Claire has learned the art of underhanded politics from the master himself and now free of her husband, she wants to make one last series of weaselly doings to secure her power, push out her enemies and, one might assume, make the world a better place?
Her foil is Doug Stamper, Francis’ longtime henchman. Claire wants to throw Francis’ reputation under the bus to save herself. Doug wants to save Francis’ legacy.
Claire, the bro/sis team and Doug go all in on a battle royale and indeed, there is a victor but I won’t spoil it for you.
Suffice to say, imagine if you were invited to a fancy dinner at a friend’s house.

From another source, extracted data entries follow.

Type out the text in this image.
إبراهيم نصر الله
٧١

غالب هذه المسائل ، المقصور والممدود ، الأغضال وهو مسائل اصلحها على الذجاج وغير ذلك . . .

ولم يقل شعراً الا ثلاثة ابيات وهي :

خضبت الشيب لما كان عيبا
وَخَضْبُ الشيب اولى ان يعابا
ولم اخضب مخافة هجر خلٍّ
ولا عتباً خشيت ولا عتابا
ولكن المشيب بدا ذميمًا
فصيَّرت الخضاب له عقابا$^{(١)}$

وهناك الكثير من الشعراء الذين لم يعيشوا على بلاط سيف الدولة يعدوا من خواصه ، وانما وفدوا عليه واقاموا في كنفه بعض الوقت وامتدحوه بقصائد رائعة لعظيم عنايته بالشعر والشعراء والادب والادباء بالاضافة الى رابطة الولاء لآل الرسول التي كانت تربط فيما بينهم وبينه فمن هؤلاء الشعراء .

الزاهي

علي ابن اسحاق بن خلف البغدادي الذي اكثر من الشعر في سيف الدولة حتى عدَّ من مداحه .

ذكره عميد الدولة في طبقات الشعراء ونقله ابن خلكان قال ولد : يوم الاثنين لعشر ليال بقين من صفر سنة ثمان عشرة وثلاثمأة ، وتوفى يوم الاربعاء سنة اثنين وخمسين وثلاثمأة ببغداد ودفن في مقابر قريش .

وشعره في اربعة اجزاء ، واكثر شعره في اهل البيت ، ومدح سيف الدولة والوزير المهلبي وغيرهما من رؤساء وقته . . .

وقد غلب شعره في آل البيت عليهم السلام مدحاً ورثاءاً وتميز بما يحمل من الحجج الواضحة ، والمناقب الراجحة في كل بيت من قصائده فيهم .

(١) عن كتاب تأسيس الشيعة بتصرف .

You were promised that if you work your way through five courses, each more tasty than the last, you’d eventually get to that final sixth course that would make your toes curl and your taste buds scream out in orgasmic delight.

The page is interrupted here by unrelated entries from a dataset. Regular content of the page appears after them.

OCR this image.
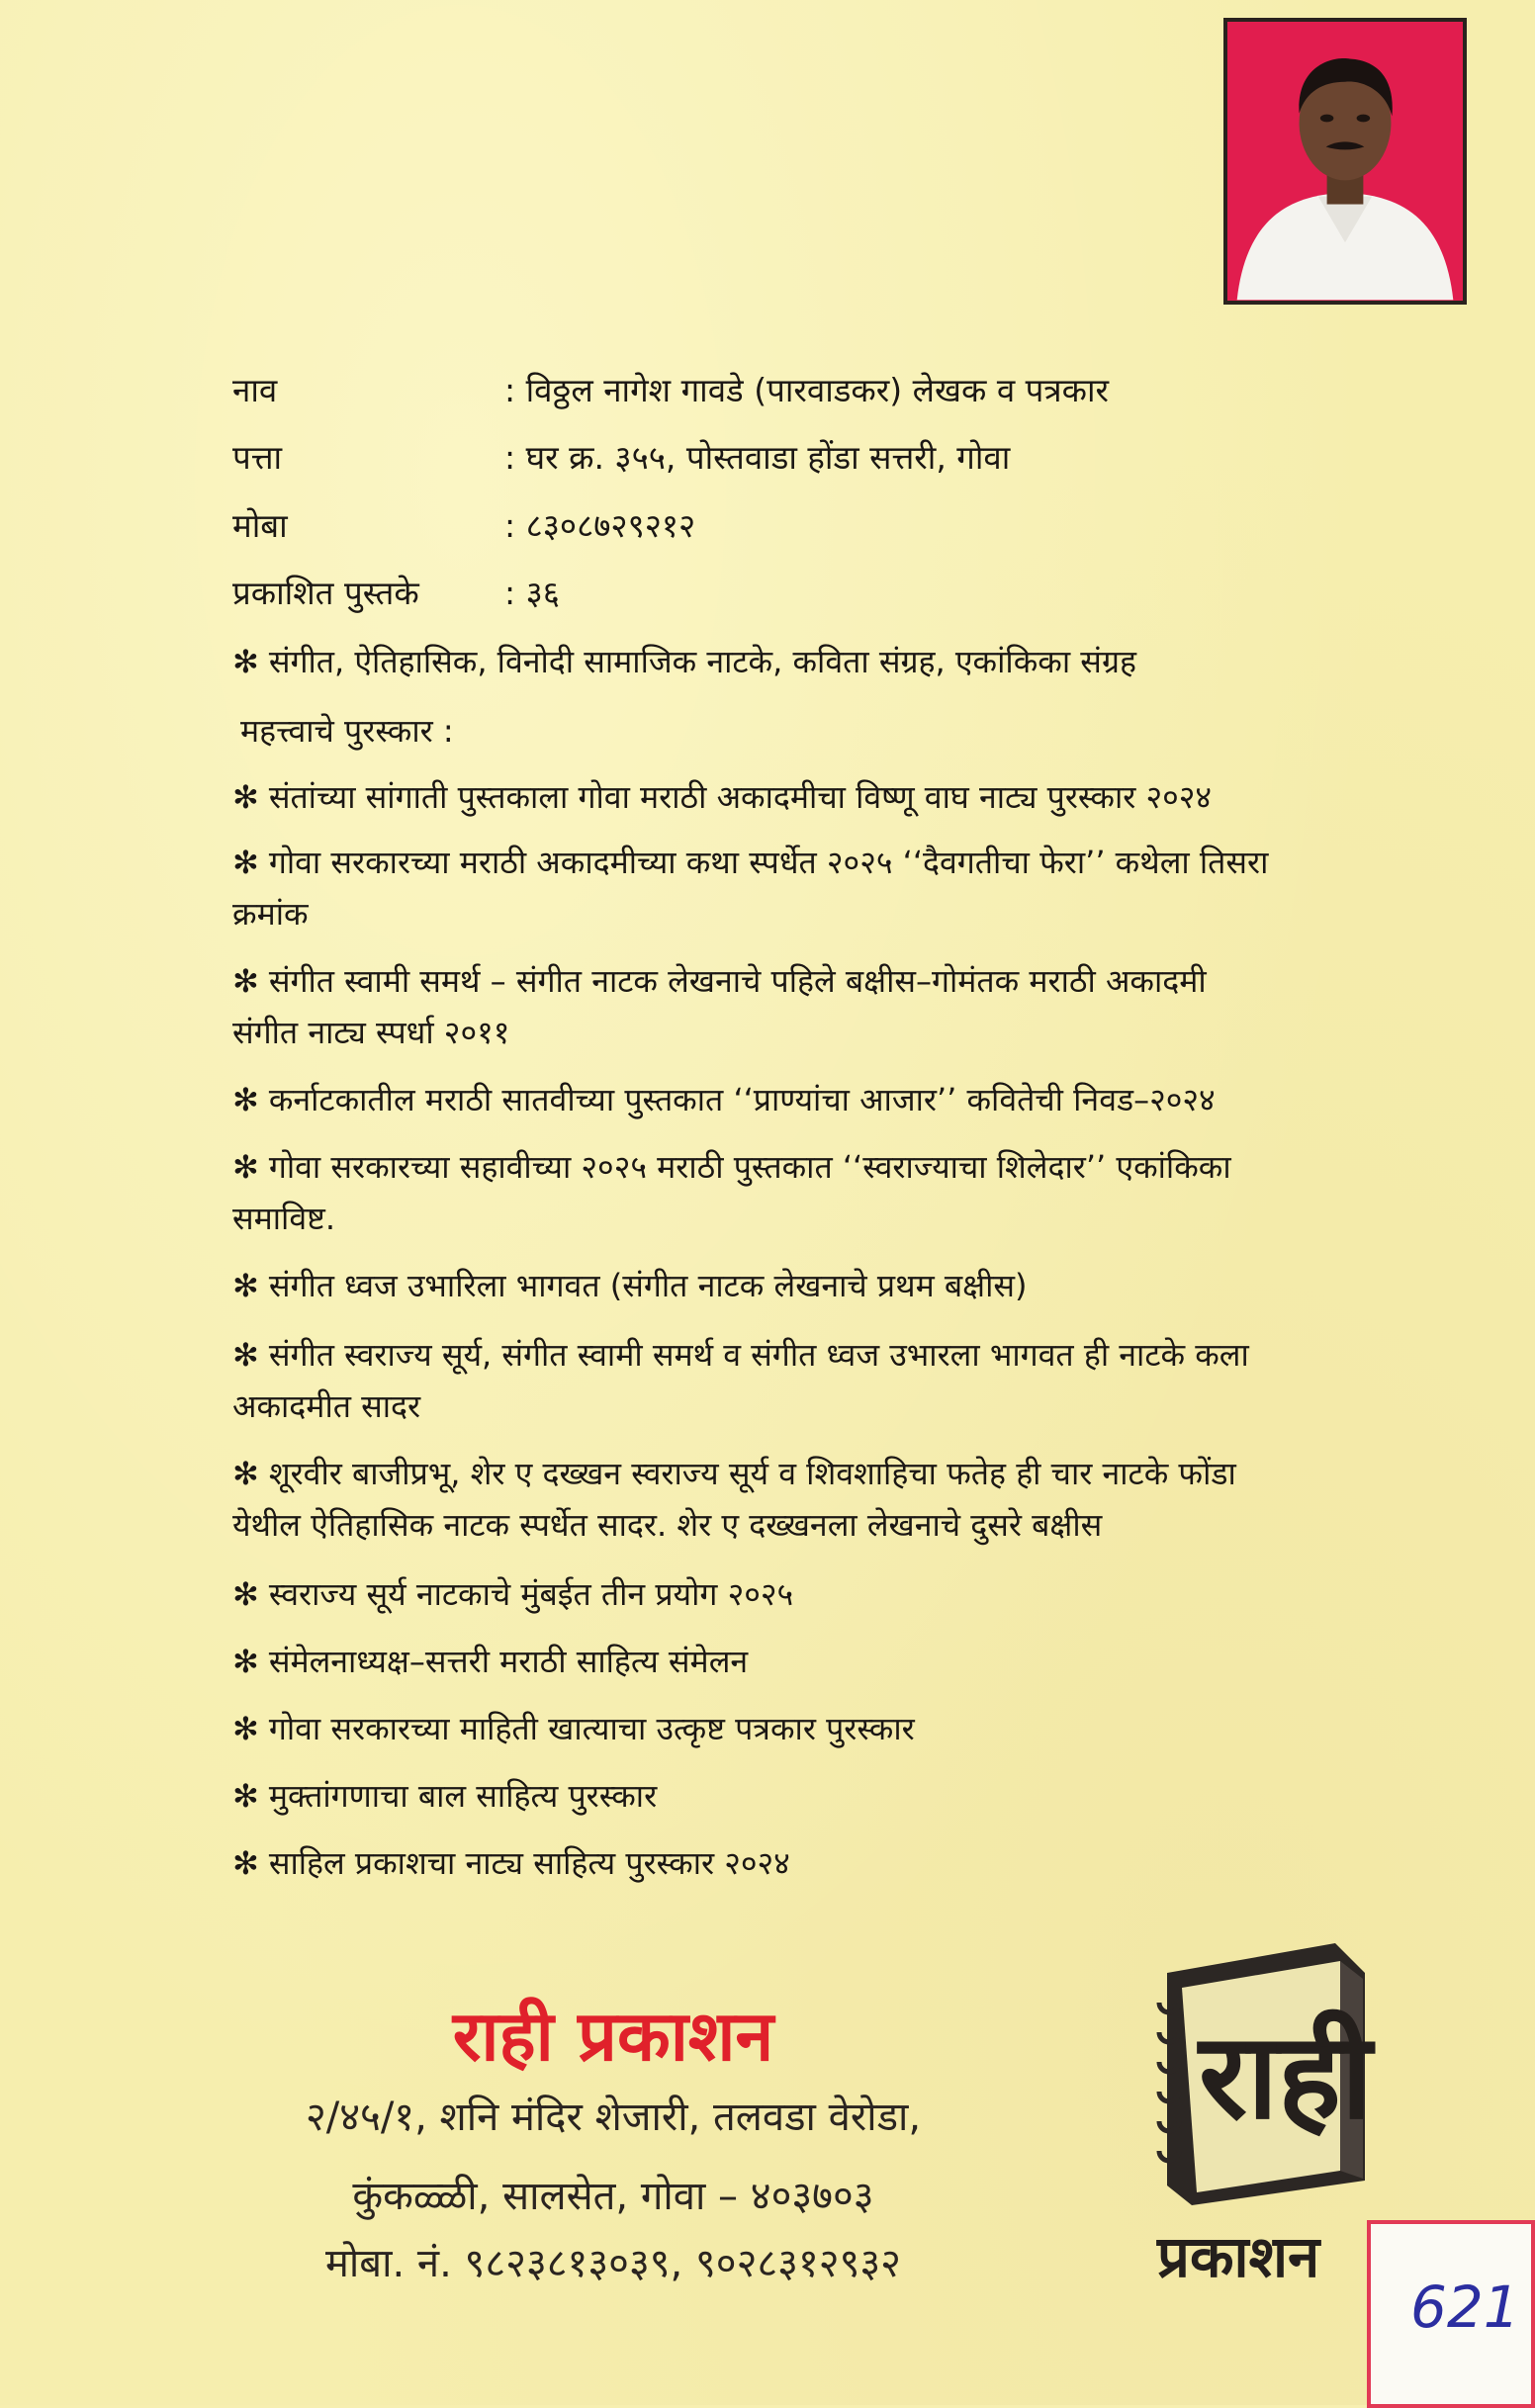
नाव	: विठ्ठल नागेश गावडे (पारवाडकर) लेखक व पत्रकार
पत्ता	: घर क्र. ३५५, पोस्तवाडा होंडा सत्तरी, गोवा
मोबा	: ८३०८७२९२१२
प्रकाशित पुस्तके	: ३६
✻ संगीत, ऐतिहासिक, विनोदी सामाजिक नाटके, कविता संग्रह, एकांकिका संग्रह
महत्त्वाचे पुरस्कार :
✻ संतांच्या सांगाती पुस्तकाला गोवा मराठी अकादमीचा विष्णू वाघ नाट्य पुरस्कार २०२४
✻ गोवा सरकारच्या मराठी अकादमीच्या कथा स्पर्धेत २०२५ ‘‘दैवगतीचा फेरा’’ कथेला तिसरा
क्रमांक
✻ संगीत स्वामी समर्थ – संगीत नाटक लेखनाचे पहिले बक्षीस–गोमंतक मराठी अकादमी
संगीत नाट्य स्पर्धा २०११
✻ कर्नाटकातील मराठी सातवीच्या पुस्तकात ‘‘प्राण्यांचा आजार’’ कवितेची निवड–२०२४
✻ गोवा सरकारच्या सहावीच्या २०२५ मराठी पुस्तकात ‘‘स्वराज्याचा शिलेदार’’ एकांकिका
समाविष्ट.
✻ संगीत ध्वज उभारिला भागवत (संगीत नाटक लेखनाचे प्रथम बक्षीस)
✻ संगीत स्वराज्य सूर्य, संगीत स्वामी समर्थ व संगीत ध्वज उभारला भागवत ही नाटके कला
अकादमीत सादर
✻ शूरवीर बाजीप्रभू, शेर ए दख्खन स्वराज्य सूर्य व शिवशाहिचा फतेह ही चार नाटके फोंडा
येथील ऐतिहासिक नाटक स्पर्धेत सादर. शेर ए दख्खनला लेखनाचे दुसरे बक्षीस
✻ स्वराज्य सूर्य नाटकाचे मुंबईत तीन प्रयोग २०२५
✻ संमेलनाध्यक्ष–सत्तरी मराठी साहित्य संमेलन
✻ गोवा सरकारच्या माहिती खात्याचा उत्कृष्ट पत्रकार पुरस्कार
✻ मुक्तांगणाचा बाल साहित्य पुरस्कार
✻ साहिल प्रकाशचा नाट्य साहित्य पुरस्कार २०२४
राही प्रकाशन
२/४५/१, शनि मंदिर शेजारी, तलवडा वेरोडा,
कुंकळ्ळी, सालसेत, गोवा – ४०३७०३
मोबा. नं. ९८२३८१३०३९, ९०२८३१२९३२
राही
प्रकाशन
621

Then, alas, your friend comes out and says, “Hey, I’m so sorry, my head chef just got fired due to allegations of pervery so I’m not able to serve you that sixth course you long waited for but hey, here is a tasty bag of Funions.”
Sure, you’ll eat the Funions. You’ll enjoy the Funions but…you’ll always wish that head chef had kept it in his pants so he could have stuck around to make that final filet mignon.
STATUS: Shelf-worthy. The writers made the best out of a bad situation and ultimately, Spacey is the one to blame but it’s hard not to think about how satisfying a final Francis-centric season would have been and sigh a sad, defeated sigh.